La liste des coureurs concernés par l'affaire, certains clients du Dr Fuentes, est éloquente : Ivan Basso, Santiago Botero, Tyler Hamilton, Jan Ullrich, Michele Scarponi ou encore Alejandro Valverde ont été inquiétés à un moment par la justice. Tous n'ont pas avoué.

Mais les liens du Dr Fuentes avec le sport s'étireraient également dans le milieu du football et du tennis.

Rendez-vous manqué

En revanche, le verdict n'ouvre pas la voie à un grand déballage sur la place publique. La justice a en effet interdit à l'Agence mondiale antidopage (AMA), l'Union cycliste internationale (UCI), la Fédération espagnole de cyclisme et le Comité olympique italien l'accès aux 211 poches de sang, destinées à des transfusions, et autres stéroïdes anabolisants retrouvés chez le Dr Fuentes en 2006 lors d'une perquisition. Ces preuves, que les différentes instances internationales espéraient pouvoir croiser pour dresser une liste de tricheurs, pourraient même carrément être détruites.
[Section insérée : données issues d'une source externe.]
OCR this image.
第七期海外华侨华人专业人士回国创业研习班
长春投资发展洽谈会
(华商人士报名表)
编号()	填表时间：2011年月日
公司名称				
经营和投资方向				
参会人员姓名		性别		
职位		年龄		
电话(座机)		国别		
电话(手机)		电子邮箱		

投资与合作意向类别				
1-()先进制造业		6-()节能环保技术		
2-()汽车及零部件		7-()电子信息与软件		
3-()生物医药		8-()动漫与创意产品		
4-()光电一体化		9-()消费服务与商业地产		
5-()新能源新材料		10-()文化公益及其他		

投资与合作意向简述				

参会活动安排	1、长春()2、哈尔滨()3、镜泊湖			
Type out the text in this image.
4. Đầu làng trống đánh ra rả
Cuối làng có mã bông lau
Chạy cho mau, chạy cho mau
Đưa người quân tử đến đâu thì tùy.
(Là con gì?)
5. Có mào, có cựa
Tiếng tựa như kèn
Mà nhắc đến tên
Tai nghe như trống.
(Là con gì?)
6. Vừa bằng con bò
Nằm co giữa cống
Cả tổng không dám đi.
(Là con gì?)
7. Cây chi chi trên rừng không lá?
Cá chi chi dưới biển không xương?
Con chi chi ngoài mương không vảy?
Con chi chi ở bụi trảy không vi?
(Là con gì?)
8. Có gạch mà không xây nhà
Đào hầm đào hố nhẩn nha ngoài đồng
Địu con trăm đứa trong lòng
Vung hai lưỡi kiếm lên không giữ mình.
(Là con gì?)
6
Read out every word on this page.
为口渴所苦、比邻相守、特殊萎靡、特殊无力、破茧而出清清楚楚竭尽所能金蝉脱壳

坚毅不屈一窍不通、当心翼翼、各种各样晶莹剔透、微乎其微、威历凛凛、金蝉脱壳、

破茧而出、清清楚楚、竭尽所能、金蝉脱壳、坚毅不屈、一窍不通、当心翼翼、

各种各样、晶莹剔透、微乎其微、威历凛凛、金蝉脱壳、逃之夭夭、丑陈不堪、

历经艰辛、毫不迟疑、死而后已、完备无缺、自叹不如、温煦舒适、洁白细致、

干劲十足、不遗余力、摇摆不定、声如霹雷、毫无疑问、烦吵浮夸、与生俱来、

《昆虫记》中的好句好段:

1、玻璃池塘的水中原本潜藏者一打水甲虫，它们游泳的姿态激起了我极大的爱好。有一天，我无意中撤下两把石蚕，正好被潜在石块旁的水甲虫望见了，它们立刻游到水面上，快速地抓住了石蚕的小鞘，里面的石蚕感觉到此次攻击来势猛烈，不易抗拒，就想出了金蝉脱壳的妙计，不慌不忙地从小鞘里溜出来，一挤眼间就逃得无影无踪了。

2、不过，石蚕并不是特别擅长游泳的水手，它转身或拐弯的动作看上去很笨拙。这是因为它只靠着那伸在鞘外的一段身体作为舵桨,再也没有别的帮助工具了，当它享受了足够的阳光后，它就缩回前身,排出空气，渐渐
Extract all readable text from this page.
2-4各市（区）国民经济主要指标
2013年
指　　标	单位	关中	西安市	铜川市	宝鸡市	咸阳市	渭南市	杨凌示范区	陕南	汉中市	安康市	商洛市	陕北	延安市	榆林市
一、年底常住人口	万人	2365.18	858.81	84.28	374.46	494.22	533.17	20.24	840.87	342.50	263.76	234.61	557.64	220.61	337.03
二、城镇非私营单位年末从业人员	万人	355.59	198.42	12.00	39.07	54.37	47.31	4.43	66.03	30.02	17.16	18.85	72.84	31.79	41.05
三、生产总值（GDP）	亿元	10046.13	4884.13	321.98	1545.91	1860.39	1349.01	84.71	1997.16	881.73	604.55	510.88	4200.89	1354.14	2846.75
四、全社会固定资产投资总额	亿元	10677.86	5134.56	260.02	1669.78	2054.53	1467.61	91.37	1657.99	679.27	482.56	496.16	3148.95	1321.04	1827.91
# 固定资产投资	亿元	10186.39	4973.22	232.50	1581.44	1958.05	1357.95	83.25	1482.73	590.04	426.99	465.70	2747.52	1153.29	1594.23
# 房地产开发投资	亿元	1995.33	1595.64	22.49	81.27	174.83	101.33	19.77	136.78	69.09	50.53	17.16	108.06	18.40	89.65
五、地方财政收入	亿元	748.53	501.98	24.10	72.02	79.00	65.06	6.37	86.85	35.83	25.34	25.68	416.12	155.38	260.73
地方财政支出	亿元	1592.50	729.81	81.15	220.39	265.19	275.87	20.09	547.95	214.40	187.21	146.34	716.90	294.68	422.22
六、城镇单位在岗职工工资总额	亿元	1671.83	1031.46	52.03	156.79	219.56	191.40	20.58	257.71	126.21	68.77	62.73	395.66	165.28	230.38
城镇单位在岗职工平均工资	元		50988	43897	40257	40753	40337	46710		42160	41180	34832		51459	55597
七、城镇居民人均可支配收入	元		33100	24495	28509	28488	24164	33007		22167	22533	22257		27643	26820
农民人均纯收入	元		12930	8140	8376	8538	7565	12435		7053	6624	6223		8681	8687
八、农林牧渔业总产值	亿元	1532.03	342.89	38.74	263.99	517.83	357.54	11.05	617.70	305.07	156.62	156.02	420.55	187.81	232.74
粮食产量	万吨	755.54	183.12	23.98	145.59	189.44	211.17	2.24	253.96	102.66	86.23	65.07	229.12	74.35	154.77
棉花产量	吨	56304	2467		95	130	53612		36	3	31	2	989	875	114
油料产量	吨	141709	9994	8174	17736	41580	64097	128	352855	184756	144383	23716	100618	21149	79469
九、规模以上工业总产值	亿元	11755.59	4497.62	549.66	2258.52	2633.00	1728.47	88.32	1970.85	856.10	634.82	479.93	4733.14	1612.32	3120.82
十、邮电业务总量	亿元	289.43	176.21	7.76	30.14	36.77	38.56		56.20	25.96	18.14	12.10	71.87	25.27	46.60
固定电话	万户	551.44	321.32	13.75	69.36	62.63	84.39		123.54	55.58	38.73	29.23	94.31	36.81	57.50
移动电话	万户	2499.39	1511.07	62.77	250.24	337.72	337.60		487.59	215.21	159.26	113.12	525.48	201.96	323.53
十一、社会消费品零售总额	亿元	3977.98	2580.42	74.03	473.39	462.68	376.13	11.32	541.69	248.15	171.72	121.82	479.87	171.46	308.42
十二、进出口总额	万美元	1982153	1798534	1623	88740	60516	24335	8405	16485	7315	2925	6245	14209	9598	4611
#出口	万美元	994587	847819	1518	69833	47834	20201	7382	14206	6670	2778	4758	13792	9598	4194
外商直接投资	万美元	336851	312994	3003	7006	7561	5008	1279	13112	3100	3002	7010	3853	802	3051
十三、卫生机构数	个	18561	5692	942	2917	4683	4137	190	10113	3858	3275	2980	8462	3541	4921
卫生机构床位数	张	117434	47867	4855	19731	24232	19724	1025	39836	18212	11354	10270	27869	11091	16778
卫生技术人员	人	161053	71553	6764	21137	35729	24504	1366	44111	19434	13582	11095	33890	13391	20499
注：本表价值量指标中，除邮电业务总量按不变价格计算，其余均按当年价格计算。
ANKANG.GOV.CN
Les commentaires après ce verdict a minima montrent une certaine déception. Face au plus grand scandale de dopage sportif de l'histoire, la justice espagnole aurait pu frapper fort, et laver le sport espagnol de tous les soupçons qui l'accompagnent depuis de nombreuses années. Mais sans déballage, sans nom lâché au cours des débats, et sans peine sévère, il s'agit certainement d'un rendez-vous manqué.

Jesus Manzano, ex-coureur de l'équipe Kelme, venu témoigner lors du procès, n'a pu que rendre compte de ses regrets au journal AS, à la fin des débats :

"L'Espagne a ce qu'elle mérite. Quand le CIO vient, nous nous la jouons, mais nous ne sommes pas capables de faire le ménage [...]"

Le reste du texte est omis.